Feeds:
Articles
Commentaires

Archive for the ‘Publication’ Category

Source : liberte.jpg

J’ai lu le rapport de Christine Boutin « de la mondialisation à l’universalisation :une ambition sociale »
Celui ci, au travers de ces 17 propositions et + de 350 pages, s’inscrit totalement dans le développement de la Responsabilité Sociétale.

Je vous propose d’en partager le contenu au travers de plusieurs articles sur les semaines qui viennent.

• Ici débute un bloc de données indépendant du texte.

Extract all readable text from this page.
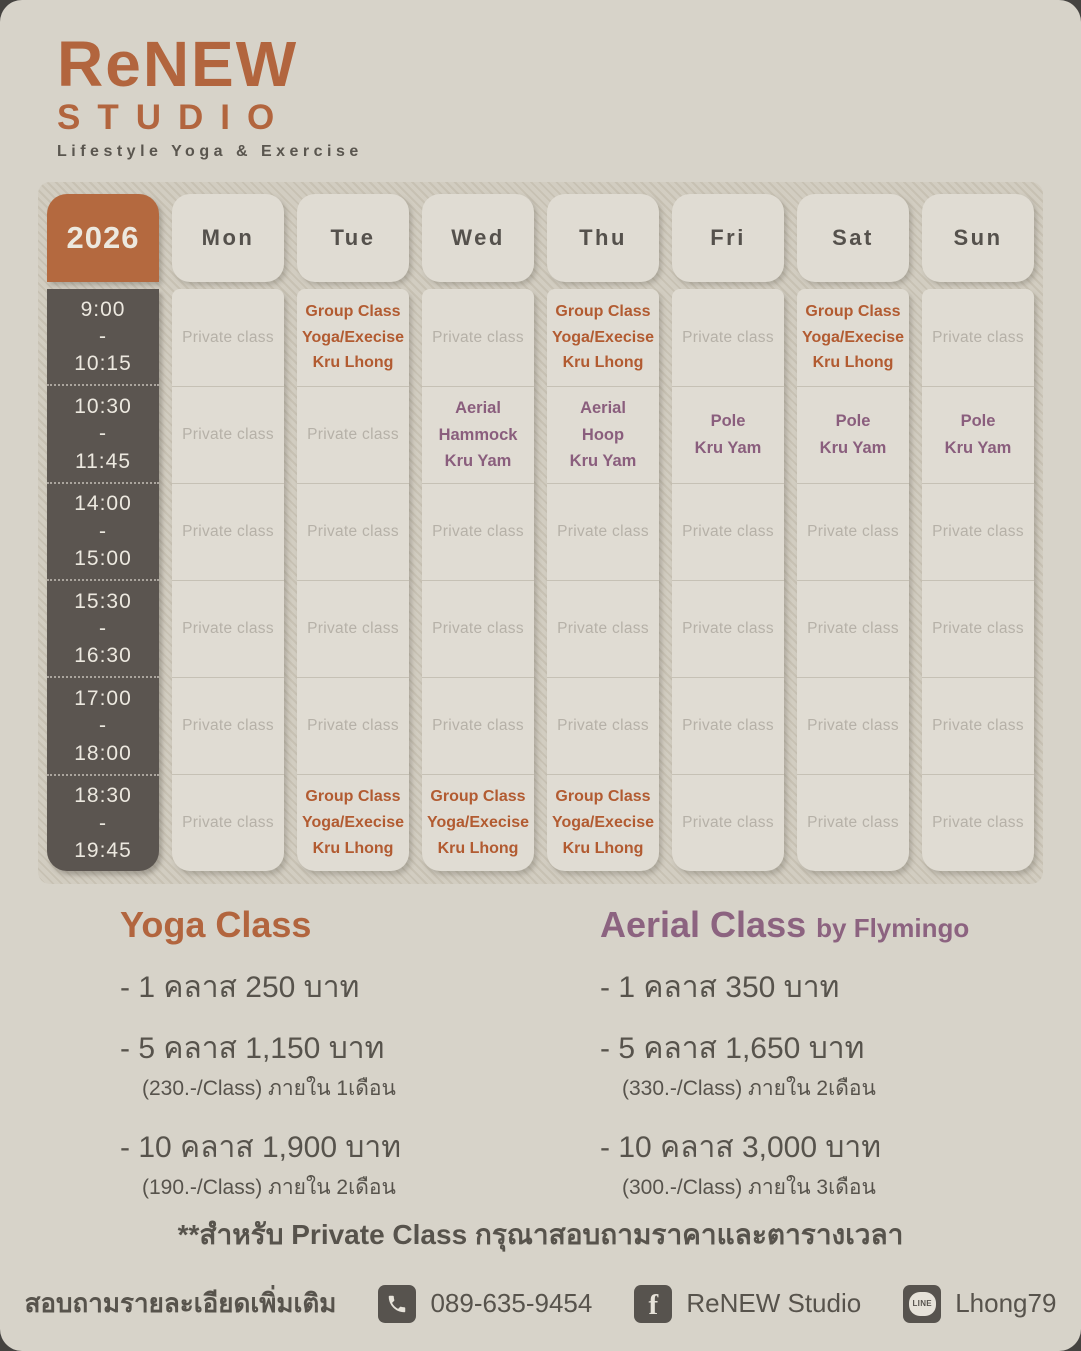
ReNEW
STUDIO
Lifestyle Yoga & Exercise
2026
9:00
-
10:15
10:30
-
11:45
14:00
-
15:00
15:30
-
16:30
17:00
-
18:00
18:30
-
19:45
Mon
Private class
Private class
Private class
Private class
Private class
Private class
Tue
Group Class
Yoga/Execise
Kru Lhong
Private class
Private class
Private class
Private class
Group Class
Yoga/Execise
Kru Lhong
Wed
Private class
Aerial
Hammock
Kru Yam
Private class
Private class
Private class
Group Class
Yoga/Execise
Kru Lhong
Thu
Group Class
Yoga/Execise
Kru Lhong
Aerial
Hoop
Kru Yam
Private class
Private class
Private class
Group Class
Yoga/Execise
Kru Lhong
Fri
Private class
Pole
Kru Yam
Private class
Private class
Private class
Private class
Sat
Group Class
Yoga/Execise
Kru Lhong
Pole
Kru Yam
Private class
Private class
Private class
Private class
Sun
Private class
Pole
Kru Yam
Private class
Private class
Private class
Private class
Yoga Class
- 1 คลาส 250 บาท
- 5 คลาส 1,150 บาท
(230.-/Class) ภายใน 1เดือน
- 10 คลาส 1,900 บาท
(190.-/Class) ภายใน 2เดือน
Aerial Class by Flymingo
- 1 คลาส 350 บาท
- 5 คลาส 1,650 บาท
(330.-/Class) ภายใน 2เดือน
- 10 คลาส 3,000 บาท
(300.-/Class) ภายใน 3เดือน
**สำหรับ Private Class กรุณาสอบถามราคาและตารางเวลา
สอบถามรายละเอียดเพิ่มเติม	089-635-9454 f ReNEW Studio	LINE Lhong79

Je suis certain qu’au fil de leur publication ils renforceront votre conviction sur les enjeux de la Responsabilité sociétale et ses nécessaires apports.

Comme le précise Nicolas Sarkozy dans sa lettre de mission à Christine Boutin.
« La France doit être à la pointe de la définition d’une nouvelle régulation sociale de la mondialisation…. Les dumping monétaires, sociaux ou environnementaux ne sont pas seulement des distorsions de concurrence….ils sont à l’origine de coûts sociaux et humains considérables. »

Il est important de souligner que la réflexion de Christine Boutin s’inscrit dans le cadre du prochain G20.
Elle vise à répondre à cette question centrale « quelle place est donnée au travailleur dans les échanges internationaux? ».
La diversité des 150 personnes consultées est l’assurance d’un travail d’extrême qualité.
Anthropologues, sociologues, professeurs, journalistes, experts, directeurs exécutifs et généraux de multinationales etc….

D’entrée le rapport démarre par un « coup de gueule ».
« Le plus grand malheur, ce n’est pas la guerre, pas le changement climatique, c’est la faim ! »
Mireille Guigaz, ambassadeur, représentante permanente de la France auprès de la FAO Septembre 2010.

Les objectifs du millénaire de l’ONU visaient à réduire de moitié d’ici 2015 le nombre de personnes souffrant de la faim. Mais en 2009 le seuil de 1 milliard est quand même atteint et les perspectives sont incertaines avec le développement des classes moyennes dans les pays émergents.

Il faut s’attendre à un doublement de la production alimentaire d’ici 2050, plaçant la productivité agricole comme enjeu majeur de la décennie à venir.
Elle devra faire face à un sujet stratégique et géopolitique « l’accaparement des terres ».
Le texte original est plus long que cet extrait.